Airbus A380 (2005-present) The ‘Superjumbo’ remains the largest commercial jetliner ever built. With a flight range of more than 15,000 km, the jetliner can fly from New York to Kuala Lumpur non-stop with 525 passengers (three-class configuration) or 853 passengers (single-class configuration).
Airbus has delivered 217 A380s so far, out of which 100 are being used by Emirates.
Boeing 747 (1968-present) Nicknamed the ‘Jumbo jet’, the 747 was the first wide-body aircraft produced. The jetliner has a distinctive “hump” on its upper deck and is among one the world’s most recognizable aircraft.
The plane held the passenger capacity record for 37 years before the Airbus A380 took off.
B-2 Spirit Stealth Bomber (1989-present) Known as the ‘Flying Wing’, this long-range strategic bomber is the successor to the B-52. In 1997, each unit of the B-2 Spirit cost more than USD 2 billion.
The B-2 Spirit is capable of carrying 40,000 pounds while flying just under Mach one. Around 20 of these are said to have been produced till date and they served in Afghanistan, Iraq and Libya.
Concorde (1965-1979) Built by British Aircraft Corporation (BAC), the Concorde is regarded as one of the greatest feats in aviation history. It was the world’s first supersonic aircraft and would take flyers across the Atlantic Ocean in just 3 and a half hours.
In July 2000, Air France 4590 crashed, in what was the only fatal accident involving the Concorde. The incident eventually led to the retirement of its entire fleet.
SR-71 Blackbird (1966-1999) The SR-71 Blackbird was a reconnaissance aircraft used during the Cold War. It could fly at a height of 85,000 feet, at a speed of Mach 3, for an hour. The speed meant that the Soviets would not have been able to shoot it down even with surface-to-air missiles.
The stealth aircraft carried only cameras and sensors to help spy on the enemy.
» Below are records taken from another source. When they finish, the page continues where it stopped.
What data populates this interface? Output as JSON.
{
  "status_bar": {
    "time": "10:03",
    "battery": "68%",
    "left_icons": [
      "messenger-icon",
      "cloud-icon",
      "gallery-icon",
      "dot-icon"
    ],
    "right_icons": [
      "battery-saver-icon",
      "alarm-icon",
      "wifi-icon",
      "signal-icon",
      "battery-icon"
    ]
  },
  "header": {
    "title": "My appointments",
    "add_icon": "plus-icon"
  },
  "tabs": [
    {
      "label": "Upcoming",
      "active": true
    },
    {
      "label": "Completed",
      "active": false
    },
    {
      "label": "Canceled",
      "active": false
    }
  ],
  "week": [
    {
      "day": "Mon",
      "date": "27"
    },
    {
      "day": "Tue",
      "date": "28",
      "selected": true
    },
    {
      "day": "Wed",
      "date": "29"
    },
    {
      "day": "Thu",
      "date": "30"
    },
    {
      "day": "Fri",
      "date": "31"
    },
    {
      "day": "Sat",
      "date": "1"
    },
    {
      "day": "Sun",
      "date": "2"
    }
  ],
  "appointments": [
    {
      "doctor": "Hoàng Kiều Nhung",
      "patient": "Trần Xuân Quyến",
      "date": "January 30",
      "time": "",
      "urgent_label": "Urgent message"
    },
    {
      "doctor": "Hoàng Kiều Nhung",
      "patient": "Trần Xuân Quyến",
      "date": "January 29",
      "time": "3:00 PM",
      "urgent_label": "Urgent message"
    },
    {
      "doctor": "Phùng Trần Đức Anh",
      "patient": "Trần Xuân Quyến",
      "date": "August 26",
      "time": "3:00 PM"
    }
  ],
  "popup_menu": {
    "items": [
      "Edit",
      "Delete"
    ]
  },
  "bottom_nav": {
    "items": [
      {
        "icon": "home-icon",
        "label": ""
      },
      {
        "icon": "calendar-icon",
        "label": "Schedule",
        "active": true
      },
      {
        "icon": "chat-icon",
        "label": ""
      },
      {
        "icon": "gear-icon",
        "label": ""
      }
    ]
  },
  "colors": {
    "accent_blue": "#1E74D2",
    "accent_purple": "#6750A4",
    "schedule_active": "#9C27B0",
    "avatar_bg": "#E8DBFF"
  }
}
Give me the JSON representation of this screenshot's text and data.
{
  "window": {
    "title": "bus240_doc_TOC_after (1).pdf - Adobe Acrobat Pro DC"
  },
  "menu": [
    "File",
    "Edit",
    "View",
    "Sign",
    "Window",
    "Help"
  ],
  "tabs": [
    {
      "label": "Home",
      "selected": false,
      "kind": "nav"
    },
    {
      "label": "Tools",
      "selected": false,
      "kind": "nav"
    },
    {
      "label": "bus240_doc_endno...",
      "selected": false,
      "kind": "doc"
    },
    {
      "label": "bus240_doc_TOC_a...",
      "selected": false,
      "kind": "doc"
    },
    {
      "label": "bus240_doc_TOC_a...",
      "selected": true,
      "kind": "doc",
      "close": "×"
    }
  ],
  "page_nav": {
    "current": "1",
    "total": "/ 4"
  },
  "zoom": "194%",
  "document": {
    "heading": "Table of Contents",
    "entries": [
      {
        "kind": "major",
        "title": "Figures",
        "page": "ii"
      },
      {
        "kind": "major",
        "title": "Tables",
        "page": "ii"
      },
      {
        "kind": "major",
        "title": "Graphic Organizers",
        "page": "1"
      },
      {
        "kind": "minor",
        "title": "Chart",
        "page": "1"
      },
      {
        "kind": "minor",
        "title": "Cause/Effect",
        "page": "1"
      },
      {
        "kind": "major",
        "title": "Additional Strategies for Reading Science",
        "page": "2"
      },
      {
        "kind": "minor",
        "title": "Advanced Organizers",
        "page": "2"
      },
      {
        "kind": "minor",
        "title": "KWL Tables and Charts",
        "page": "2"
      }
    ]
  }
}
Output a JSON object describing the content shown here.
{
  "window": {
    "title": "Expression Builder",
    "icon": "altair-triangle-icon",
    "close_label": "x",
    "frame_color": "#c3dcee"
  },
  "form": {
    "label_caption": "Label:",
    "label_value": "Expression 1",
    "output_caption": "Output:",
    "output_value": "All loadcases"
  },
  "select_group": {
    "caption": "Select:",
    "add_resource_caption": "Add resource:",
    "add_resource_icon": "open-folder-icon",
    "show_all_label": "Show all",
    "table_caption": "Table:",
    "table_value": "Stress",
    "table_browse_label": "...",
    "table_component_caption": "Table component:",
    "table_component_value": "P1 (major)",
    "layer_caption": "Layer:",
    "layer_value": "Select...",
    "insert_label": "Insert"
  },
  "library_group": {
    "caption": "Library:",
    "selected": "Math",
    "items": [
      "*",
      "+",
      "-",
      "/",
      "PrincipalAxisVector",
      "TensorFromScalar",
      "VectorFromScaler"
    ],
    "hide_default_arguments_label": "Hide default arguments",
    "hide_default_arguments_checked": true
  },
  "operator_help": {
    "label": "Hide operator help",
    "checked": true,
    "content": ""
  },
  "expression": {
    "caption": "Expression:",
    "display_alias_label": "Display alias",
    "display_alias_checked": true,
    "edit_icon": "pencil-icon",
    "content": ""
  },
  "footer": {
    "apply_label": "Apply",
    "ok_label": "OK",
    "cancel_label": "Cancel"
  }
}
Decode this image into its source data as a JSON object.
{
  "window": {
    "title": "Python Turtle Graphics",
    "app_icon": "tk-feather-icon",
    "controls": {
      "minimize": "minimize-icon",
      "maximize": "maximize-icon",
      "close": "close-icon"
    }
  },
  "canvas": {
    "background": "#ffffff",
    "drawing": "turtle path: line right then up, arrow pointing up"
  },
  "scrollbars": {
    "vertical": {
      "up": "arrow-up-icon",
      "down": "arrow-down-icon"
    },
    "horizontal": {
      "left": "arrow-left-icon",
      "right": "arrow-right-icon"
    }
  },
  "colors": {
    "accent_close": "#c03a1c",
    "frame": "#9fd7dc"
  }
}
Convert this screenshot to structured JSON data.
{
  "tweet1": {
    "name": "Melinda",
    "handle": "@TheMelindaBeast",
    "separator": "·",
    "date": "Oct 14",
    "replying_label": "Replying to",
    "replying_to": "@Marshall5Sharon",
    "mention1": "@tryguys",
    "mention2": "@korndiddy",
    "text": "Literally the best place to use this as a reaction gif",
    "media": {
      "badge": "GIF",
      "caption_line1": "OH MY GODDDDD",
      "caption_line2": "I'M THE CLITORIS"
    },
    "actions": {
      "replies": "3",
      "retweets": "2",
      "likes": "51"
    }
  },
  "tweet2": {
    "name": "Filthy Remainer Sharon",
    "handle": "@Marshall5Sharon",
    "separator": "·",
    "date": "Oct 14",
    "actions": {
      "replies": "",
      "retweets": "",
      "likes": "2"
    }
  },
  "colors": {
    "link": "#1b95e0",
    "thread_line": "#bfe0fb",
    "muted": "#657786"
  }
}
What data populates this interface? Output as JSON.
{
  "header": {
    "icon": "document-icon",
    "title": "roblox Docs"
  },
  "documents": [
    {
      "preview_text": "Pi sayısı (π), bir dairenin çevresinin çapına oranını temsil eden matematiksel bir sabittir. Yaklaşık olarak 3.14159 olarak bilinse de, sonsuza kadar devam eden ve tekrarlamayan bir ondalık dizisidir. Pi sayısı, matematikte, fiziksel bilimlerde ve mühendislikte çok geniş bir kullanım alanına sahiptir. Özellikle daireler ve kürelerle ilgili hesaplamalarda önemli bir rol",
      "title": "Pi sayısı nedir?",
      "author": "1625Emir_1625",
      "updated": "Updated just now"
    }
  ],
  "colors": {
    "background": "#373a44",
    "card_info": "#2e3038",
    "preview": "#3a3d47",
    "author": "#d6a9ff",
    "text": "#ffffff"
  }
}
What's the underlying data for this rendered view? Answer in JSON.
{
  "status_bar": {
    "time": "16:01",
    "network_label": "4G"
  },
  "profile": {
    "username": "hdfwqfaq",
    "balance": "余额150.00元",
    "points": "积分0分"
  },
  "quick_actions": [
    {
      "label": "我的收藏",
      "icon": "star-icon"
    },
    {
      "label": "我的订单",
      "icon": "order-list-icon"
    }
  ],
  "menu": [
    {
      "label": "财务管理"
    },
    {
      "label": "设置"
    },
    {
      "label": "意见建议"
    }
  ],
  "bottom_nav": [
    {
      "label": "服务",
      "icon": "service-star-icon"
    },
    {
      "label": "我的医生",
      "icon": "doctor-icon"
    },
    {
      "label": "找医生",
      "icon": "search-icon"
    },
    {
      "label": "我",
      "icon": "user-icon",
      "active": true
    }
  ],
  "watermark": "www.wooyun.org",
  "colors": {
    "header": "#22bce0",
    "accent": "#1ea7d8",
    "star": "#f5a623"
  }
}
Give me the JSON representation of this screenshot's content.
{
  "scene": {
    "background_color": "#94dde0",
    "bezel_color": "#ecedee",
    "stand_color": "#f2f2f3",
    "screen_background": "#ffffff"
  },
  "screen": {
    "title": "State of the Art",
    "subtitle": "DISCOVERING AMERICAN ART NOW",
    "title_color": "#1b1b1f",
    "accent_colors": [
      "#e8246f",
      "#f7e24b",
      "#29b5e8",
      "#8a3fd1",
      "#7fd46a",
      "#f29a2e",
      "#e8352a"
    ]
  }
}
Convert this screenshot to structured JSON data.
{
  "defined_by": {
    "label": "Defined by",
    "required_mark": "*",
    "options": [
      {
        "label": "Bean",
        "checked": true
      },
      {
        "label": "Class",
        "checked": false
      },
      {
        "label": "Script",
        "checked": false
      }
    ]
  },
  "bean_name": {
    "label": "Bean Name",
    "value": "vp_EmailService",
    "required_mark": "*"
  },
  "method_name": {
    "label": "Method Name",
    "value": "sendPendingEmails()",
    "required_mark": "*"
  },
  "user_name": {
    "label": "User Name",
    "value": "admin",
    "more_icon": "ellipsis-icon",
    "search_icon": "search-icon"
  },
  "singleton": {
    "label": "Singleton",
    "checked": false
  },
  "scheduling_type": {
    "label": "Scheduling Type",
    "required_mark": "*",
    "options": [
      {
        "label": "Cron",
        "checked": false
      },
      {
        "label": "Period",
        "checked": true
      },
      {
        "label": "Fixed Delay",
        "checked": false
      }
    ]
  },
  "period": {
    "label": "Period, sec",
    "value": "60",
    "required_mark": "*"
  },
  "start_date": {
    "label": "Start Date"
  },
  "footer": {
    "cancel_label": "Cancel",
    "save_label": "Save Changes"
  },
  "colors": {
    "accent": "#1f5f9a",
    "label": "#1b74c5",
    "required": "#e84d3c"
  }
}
Douglas DC-3 (1936 – 1950) Despite belonging to the World War era, the DC-3, a fixed-wing propeller-driven aircraft, can cruise at a speed of 333 kmph and has a flying range of 2,400 km. The aircraft lasted through the world war era and revolutionised air travel.
As of 2013, as many as 2,000 DC-3s are still in active service, proving the craft’s durability.
Supermarine Spitfire (1938-1948) As many as 20,351 Spitfire units were produced for the Royal Air Force, the Royal Canadian Air Force and the United States Army Air Forces. The Spitfire is widely recognised by people in Europe because of its role in World War II.
It played an important role in the Battle of Britain where it secured the airspace over the country. Only 44 Spitfires are in operational condition and are used in air shows and ceremonies.